David Byrne
Music from The Knee Plays
Garnett Brown trombone
Ray Brown trumpet
David Byrne vocals
Pete Christlieb saxophone
Rich Cooper trumpet
Ernie Fields baritone saxophone
Chuck Findley trumpet
Bill Green baritone saxophone
Bobbye Hall percussion
Dana Hughes trombone
Paul Humphrey drums
Jackie Keslo saxophone
Harry Kim trumpet
Don Myrick saxophone
Nolan Smith trumpet
David Stout trombone
Phil Teil trombone
Ernie Watts saxophone
Fred Wesley trombone
David Blumberg conductor
Recorded:
One On One Studio, North Hollywood, April 4, 1984
Engineer: Mark Wolfson
Studio Sound Recorders, North Hollywood, April 5 & 6, 1984
Engineer: Joel Moss
Mixed at RPM Studio, December 8-17, 1984
Originally Mastered at Sterling Sound, NY
Produced by David Byrne
A tree is best measured when it is down.
This 1985 release, a rare one for ECM, comes from the fertile mind of Talking Heads frontman David Byrne.
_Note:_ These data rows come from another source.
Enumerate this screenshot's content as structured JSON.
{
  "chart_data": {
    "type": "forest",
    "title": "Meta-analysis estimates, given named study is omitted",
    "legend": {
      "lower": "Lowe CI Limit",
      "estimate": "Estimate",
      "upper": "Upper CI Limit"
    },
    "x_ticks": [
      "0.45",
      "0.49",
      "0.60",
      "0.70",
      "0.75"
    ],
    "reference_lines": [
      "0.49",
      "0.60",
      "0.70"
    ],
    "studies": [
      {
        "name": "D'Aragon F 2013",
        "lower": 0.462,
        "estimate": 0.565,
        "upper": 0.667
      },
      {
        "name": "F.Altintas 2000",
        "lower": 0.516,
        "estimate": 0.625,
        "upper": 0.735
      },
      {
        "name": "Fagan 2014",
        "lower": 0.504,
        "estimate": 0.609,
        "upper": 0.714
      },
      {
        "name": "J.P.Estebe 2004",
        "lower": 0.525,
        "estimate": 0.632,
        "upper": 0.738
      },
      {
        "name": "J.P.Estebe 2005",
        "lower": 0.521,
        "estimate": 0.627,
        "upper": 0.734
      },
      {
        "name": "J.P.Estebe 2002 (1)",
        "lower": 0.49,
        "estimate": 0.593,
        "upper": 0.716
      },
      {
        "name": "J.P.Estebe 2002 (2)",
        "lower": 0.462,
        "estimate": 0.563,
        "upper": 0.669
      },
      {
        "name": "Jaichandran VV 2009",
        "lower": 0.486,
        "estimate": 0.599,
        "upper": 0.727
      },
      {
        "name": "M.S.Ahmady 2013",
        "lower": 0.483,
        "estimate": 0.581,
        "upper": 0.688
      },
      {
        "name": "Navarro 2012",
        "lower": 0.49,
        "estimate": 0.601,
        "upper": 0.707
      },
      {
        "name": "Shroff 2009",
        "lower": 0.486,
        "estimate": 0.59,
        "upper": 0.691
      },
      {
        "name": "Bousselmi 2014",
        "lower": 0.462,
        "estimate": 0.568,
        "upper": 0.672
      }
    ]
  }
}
Originally intended as incidental music for Robert Wilson’s grand opera The CIVIL warS, to be played while actors and crew prepared set between acts, these brass-heavy arrangements of traditional tunes, folded into a rich batter of original compositions and spoken word, take their inspiration from the Dirty Dozen Brass Band of New Orleans and have since come to constitute a standalone work in their own right.
“Tree (Today Is An Important Occasion)” sets the tone for a journey of horns and voice that is as even-tempered as it is dramatically sincere. This postmodern dirge for the otherwise voiceless intersections of body and materials that govern our lives is perhaps even more relevant now than when it was written. Colors and fashion, each linked to specific emotions and personality traits, roll through the mind like an art gallery disassembled and thrown. As possibilities of self-expression are donned and discarded like replaceable skins, we are left to determine our own subjectivity in the onslaught of objective pretense we call our daily lives. The mélange effect of worlds colliding is dazzling in the moment yet darkly tinged in the remembering.
“The Sound Of Business” is a detailed assessment of our work-obsessed culture. Its uncanny chain of images contrasts the bustle of everyday life with the slow-motion fantasies struggling for air beneath its surface. “Social Studies” pulls away another mask to reveal the colonial scaffolding of well-to-do urbanites. Through deconstruction of knowledge-seeking privilege and the impulse to study that which does not belong to us, it puts our desire to live vicariously under a sonic microscope.
Byrne’s voice is a powerfully understated element. With consistent, even-tempered brilliance, he speaks matter-of-factly about large ideas (and hugely about the mundane), such that the very notion of importance stands on its head until it passes out. Even in his absence, the effect remains. Among the instrumentals he helped arrange, “Theadora Is Dozing” is a particularly enchanting tessellation of brass and percussion, while his own “Admiral Perry” is another standout for its evocative cast, as is the haunting “Winter.”
“In The Future” is quintessential Byrne, and imagines a time when sameness is the norm and norms are all the same. Like an intimate shadow of his timeless “Once in a Lifetime,” this crushing indictment of individualism shows us the horrors of an age when everybody becomes like everybody else. And so, ending in the comforts of the opener’s reprise, we realize that wheels are all there are, and that we, the ephemeral rats running nowhere within them, might one day destroy each other until there’s nothing left.
I love his work on this, particularly ‘Admiral Perry’ and ‘In the Future’ – brilliant pieces!
Totally! Having grown up with Talking Heads as a child of the 80s and not knowing much of Byrne’s other work before listening to this album, I was amazed by the versatility of his voice.
It must have been quite the discovery for you. I got to listen to the entire Talking Heads and David Byrne discography and other projects in the same period – it was still mesmerizing. Being inside the musical magical head of Byrne feels amazing.